I received a number of calls about an earlier post commenting on the enforceability of pay-if-paid clauses. So, I thought I’d take the opportunity to discuss them in more detail.
What is a pay-if-paid clause?
A pay-if-paid clause provides that a subcontractor will be paid only if the contractor is paid. Under these clauses, each contracting party bears the risk of loss only for its own work.
In contrast, pay-when-paid clauses govern the timing of a contractor’s payment obligation to the subcontractor, usually by indicating that the subcontractor will be paid within some fixed time period after the contract has been paid. Pay-when-paid clauses do not excuse a contractor’s ultimate liability if it does not receive payment from the upstream contractor or owner.

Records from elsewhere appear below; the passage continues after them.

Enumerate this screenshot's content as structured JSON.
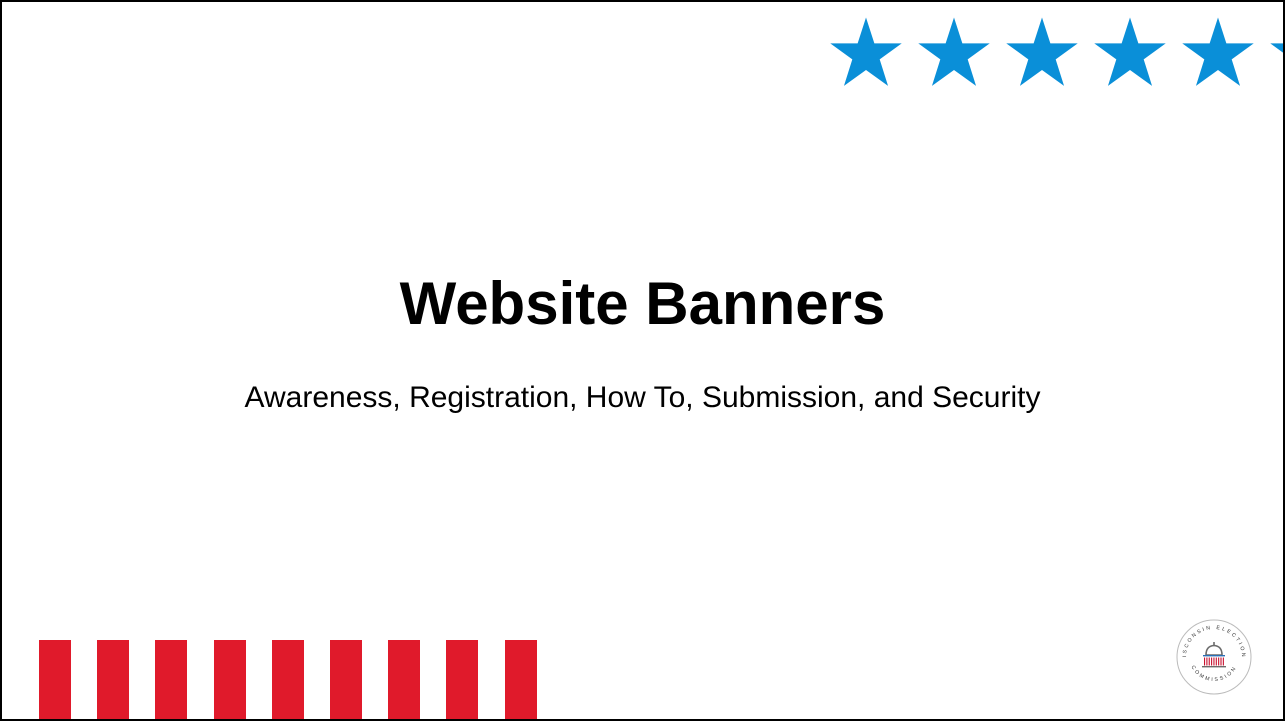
{
  "slide": {
    "title": "Website Banners",
    "subtitle": "Awareness, Registration, How To, Submission, and Security"
  },
  "decor": {
    "star_count": 6,
    "star_color": "#0a8fd8",
    "stripe_count": 9,
    "stripe_color": "#e01a2b"
  },
  "seal": {
    "text_top": "WISCONSIN ELECTIONS",
    "text_bottom": "COMMISSION",
    "icon": "capitol-dome-icon",
    "dome_color": "#6b6b6b",
    "column_color": "#c8102e",
    "dot_color": "#2a6fb5"
  }
}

What does a pay-if-paid clause look like?
There is no uniform language for a pay-if-paid clause, but they usually convey that the subcontractor assumes the risk of the owner’s nonpayment. A typical clause might say:
Contractor’s receipt of payment from the owner is a condition precedent to contractor’s obligation to make payment to the subcontractor; the subcontractor
expressly assumes the risk of the owner’s nonpayment and the subcontract price includes the risk.
What is the impact of a pay-if-paid clause?
If your contract has an enforceable pay-if-paid clause and the upstream contractor does not get paid, you do not get paid. And, there are some recent cases that also hold that the upstream contractor’s bonding company does not have to satisfy your claim if the upstream contractor is not paid.
Pay-if-paid clauses are fair game in a construction contract. Now that you know what they mean and what they look like, you will be in a better position to gauge your risk and price your contract accordingly.